Kovner, also an investment committee member, became board chair in 2001 and is a major donor to the school with his wife, Suzie. Kovner ran hedge fund Caxton from 1983 to 2011 but remains a private investor through his family office, CAM Capital. Kovner declined to comment about Marcus.

Marcus arrived at Juilliard in May 2008, just before the worst of the financial crisis. Like many other endowments and institutions, its assets were hit hard. The endowment managed $766 million on Jan. 1, 2008, but stood at $613 million on Jan. 1, 2009, according to public filings. The school's president, Joseph Polisi, praised the investment committee in an open letter in early 2009 but noted the losses and the ramifications on the school.

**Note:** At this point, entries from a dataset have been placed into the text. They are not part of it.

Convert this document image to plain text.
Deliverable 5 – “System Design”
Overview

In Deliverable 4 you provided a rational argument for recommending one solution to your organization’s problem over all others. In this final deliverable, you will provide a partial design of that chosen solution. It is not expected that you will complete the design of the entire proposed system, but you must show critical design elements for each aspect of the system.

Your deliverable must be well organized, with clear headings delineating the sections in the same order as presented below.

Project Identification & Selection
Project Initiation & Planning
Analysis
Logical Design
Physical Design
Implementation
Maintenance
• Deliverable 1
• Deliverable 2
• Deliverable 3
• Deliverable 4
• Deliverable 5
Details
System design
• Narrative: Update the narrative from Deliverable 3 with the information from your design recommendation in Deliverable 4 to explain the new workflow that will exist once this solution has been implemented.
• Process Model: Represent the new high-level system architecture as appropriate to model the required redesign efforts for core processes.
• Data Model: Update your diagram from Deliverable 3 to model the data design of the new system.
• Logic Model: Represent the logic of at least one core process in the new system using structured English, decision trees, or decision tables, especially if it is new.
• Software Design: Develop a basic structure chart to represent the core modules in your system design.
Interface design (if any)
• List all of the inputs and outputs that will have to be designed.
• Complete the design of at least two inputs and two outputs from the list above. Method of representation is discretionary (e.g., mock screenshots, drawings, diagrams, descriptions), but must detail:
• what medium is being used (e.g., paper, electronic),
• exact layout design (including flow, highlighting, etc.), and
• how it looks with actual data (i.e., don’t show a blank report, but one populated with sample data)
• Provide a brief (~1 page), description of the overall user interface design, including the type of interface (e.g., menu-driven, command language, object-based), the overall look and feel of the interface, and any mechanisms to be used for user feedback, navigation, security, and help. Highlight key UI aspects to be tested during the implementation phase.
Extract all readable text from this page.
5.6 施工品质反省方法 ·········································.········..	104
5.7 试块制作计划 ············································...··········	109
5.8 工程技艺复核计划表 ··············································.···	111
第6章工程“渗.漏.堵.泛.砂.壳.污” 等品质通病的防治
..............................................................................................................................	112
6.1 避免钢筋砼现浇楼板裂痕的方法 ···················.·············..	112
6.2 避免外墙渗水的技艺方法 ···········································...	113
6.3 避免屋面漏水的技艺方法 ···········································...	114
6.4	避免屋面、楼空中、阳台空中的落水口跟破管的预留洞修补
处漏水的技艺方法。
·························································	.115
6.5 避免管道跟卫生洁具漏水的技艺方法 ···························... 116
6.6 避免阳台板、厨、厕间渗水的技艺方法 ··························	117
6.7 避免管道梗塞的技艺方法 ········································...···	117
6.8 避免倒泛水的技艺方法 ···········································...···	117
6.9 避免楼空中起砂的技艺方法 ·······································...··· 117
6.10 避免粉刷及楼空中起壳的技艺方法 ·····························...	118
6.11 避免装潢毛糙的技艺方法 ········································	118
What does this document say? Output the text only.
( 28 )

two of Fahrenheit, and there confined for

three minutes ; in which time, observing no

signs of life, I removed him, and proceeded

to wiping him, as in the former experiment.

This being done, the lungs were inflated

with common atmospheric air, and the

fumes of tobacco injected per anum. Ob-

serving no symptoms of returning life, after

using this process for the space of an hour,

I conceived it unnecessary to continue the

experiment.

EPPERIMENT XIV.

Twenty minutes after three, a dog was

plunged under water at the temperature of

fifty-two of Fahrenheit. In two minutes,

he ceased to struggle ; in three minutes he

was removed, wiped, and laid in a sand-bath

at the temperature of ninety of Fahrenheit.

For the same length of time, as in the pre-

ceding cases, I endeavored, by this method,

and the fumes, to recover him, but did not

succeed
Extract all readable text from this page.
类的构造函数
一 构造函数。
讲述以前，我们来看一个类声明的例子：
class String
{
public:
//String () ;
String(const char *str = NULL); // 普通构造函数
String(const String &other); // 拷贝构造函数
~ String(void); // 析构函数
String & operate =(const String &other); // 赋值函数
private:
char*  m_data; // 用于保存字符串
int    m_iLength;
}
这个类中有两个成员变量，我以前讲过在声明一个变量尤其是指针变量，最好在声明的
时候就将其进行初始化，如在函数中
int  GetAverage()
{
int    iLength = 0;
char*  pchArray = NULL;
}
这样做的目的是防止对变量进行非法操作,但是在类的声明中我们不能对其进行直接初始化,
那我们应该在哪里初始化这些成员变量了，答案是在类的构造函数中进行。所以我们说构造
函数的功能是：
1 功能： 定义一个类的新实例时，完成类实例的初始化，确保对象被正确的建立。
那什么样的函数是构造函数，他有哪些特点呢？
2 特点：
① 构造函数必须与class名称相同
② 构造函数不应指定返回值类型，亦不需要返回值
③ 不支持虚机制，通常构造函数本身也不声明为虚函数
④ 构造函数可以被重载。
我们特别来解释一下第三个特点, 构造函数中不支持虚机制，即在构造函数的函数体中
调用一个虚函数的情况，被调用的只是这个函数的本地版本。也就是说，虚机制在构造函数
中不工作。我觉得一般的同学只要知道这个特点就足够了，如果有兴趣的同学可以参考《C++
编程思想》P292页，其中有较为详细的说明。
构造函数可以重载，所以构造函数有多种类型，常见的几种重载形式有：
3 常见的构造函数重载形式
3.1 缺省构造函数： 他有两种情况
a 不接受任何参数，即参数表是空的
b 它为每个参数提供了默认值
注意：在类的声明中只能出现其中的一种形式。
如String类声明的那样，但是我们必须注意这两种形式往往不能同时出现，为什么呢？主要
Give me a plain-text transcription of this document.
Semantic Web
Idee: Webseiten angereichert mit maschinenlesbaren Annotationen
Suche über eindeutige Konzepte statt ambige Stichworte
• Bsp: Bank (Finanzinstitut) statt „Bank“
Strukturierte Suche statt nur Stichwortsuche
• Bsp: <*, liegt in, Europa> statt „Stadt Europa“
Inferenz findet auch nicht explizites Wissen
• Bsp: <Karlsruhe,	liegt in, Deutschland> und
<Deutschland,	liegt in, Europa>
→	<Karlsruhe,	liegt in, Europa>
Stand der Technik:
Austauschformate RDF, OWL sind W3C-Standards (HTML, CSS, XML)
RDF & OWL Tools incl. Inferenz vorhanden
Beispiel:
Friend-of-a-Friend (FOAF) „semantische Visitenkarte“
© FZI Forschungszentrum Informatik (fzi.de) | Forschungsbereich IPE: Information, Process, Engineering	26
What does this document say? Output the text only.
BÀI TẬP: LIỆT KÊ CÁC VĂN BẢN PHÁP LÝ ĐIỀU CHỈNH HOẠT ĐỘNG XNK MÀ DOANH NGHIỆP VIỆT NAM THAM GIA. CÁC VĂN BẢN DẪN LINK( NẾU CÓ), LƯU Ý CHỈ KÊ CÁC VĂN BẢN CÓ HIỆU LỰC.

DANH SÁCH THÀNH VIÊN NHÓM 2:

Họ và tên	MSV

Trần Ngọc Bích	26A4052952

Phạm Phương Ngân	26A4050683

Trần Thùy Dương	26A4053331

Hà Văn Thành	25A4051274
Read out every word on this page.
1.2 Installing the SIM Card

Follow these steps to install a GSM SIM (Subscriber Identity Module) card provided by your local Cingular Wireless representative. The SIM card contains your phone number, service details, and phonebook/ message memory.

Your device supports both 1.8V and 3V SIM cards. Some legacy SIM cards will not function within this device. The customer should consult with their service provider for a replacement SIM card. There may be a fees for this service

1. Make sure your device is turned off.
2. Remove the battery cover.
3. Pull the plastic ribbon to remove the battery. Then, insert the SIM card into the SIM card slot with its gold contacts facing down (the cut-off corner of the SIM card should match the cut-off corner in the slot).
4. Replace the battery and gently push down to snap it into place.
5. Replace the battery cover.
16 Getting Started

"Although the Juilliard board's investment committee has done a brilliant job of positioning our endowment so that it has performed better than the stock market overall, the school will have to make a downward budget adjustment in upcoming years, due to the precipitous drop in the value of the market," Polisi wrote. The exact investment returns were not disclosed.

Since then, Marcus has helped steer the value of the endowment back past its pre-crisis level. It controls about $1 billion today, according to a person familiar with the situation. Its investments include hundreds of millions of dollars in hedge, private equity and other nonpublic funds, according to public records. The specific investment managers used are private.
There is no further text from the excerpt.